Strong Chinese demand for steel lifted iron ore prices to
near their highest in more than six years, a windfall for
Australia as the ore is its single largest export earner.
That helped the Aussie up to $0.7365, having
finally cracked resistance at the previous November peak of
$0.7340 to be almost 5% higher for the month so far.
The next barrier is a September top at $0.7413 and a break
there would take it to territory last visited in August 2018.
The kiwi dollar extended its furious run to $0.6974
and briefly traded above $0.7000 for the first time since
mid-2018. It is up almost 5.5% for the month so far.
The latest gains came on Tuesday when the New Zealand
government asked the central bank to consider the problem of
surging house prices in its policy deliberations.
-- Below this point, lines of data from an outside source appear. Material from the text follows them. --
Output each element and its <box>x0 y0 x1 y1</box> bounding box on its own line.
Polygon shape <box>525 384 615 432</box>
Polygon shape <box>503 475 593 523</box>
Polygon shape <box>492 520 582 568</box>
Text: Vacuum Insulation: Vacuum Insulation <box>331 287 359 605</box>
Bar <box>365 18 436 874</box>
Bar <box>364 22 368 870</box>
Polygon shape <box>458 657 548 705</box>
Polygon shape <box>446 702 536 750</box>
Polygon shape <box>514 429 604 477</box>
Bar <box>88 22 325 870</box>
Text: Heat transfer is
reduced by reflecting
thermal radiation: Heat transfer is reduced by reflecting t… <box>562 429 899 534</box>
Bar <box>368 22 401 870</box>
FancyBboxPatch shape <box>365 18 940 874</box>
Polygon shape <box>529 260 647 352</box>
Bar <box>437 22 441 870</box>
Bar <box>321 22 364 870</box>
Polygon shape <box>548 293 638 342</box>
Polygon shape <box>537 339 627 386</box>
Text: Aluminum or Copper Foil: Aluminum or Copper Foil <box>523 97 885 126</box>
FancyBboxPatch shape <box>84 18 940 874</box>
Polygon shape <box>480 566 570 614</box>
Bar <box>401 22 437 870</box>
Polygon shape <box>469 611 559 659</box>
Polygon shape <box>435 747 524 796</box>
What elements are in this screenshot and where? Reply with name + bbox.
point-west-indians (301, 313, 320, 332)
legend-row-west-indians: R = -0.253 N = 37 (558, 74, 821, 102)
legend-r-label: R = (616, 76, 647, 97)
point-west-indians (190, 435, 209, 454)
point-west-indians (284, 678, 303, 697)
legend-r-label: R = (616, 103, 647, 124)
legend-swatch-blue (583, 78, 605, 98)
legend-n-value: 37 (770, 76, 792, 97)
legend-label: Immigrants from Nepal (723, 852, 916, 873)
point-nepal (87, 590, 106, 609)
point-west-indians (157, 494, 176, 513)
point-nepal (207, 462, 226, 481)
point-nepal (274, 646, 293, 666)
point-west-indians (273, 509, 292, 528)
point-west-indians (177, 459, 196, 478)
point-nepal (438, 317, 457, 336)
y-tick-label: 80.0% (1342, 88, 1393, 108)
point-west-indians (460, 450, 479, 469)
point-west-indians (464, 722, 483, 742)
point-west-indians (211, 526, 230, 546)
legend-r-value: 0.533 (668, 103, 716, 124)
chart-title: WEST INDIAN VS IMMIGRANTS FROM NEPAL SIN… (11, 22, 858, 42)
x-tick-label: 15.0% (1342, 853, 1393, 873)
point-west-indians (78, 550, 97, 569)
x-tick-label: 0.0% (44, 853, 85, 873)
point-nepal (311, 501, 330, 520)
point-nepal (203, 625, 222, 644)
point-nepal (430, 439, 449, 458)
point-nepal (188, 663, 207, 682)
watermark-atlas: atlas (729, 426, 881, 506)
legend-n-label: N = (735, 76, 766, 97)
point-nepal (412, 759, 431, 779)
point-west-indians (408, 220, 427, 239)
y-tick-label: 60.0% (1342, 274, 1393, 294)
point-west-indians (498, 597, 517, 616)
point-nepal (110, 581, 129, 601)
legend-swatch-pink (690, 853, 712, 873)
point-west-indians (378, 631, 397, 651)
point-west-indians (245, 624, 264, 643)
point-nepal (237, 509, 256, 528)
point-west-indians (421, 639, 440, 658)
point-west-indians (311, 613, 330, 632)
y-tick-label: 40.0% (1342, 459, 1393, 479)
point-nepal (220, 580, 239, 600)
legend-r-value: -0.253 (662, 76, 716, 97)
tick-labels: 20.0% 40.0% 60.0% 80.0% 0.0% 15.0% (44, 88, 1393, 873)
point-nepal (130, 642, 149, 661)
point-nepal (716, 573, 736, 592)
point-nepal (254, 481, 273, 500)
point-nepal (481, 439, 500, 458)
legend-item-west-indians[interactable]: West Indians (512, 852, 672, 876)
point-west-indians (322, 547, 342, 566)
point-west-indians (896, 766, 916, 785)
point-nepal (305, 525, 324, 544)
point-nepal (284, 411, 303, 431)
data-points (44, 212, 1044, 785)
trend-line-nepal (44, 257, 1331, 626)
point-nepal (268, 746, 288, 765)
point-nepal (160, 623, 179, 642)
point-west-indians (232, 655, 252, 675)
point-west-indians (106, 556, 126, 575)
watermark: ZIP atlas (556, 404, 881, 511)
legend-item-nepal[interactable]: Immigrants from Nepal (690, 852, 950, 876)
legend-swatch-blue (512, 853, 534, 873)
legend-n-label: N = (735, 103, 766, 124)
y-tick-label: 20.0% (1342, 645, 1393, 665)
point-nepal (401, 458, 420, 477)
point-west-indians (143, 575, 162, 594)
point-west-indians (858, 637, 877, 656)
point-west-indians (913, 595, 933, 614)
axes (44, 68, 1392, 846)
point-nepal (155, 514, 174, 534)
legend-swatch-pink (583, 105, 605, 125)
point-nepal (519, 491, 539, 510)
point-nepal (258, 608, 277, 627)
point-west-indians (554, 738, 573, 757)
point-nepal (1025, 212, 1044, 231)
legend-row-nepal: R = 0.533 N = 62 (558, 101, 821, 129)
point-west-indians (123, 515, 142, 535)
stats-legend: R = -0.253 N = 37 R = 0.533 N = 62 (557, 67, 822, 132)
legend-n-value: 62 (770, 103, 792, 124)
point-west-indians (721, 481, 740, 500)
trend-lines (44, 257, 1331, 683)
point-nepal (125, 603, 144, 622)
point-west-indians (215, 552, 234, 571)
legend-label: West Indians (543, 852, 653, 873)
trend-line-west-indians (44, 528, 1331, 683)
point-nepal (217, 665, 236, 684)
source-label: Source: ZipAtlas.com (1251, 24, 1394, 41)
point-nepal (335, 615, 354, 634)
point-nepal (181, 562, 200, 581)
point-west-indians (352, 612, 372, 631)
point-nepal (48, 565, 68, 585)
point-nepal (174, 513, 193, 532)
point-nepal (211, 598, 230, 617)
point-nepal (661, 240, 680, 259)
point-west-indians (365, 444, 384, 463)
Reserve Bank of New Zealand (RBNZ) Governor Adrian Orr on
Wednesday noted the bank already took housing into account, but
investors still assumed the added focus on red-hot house prices
would impede further easing.
"The proposal to tweak the RBNZ's mandate to explicitly
include house prices was read by market traders as a potential
tightening of monetary policy," said Kiwibank chief economist
Jarrod Kerr. "Further rate cuts were seemingly pushed to the
edge of the table."
Overnight index swaps now imply around 8 basis points of
easing by the end of 2021, compared to more than 25 basis points
of cuts just a couple of weeks ago.
Longer-term bond yields shot higher as the curve steepened
markedly. Yields on five-year paper hit their highest
since August at 0.385%, a world away from the -0.03% touched in
Ten-year yields reached their highest since July
at 0.98%, having climbed 42 basis points so far this month.
Australian bonds are also feeling the heat with 10-year
yields up at 0.944% having risen 10 basis points in
just three sessions.
Three-year bond futures eased a little to 99.825,
but are underpinned by buying from the Reserve Bank of Australia
(RBA) which aims to keep yields near 0.10%.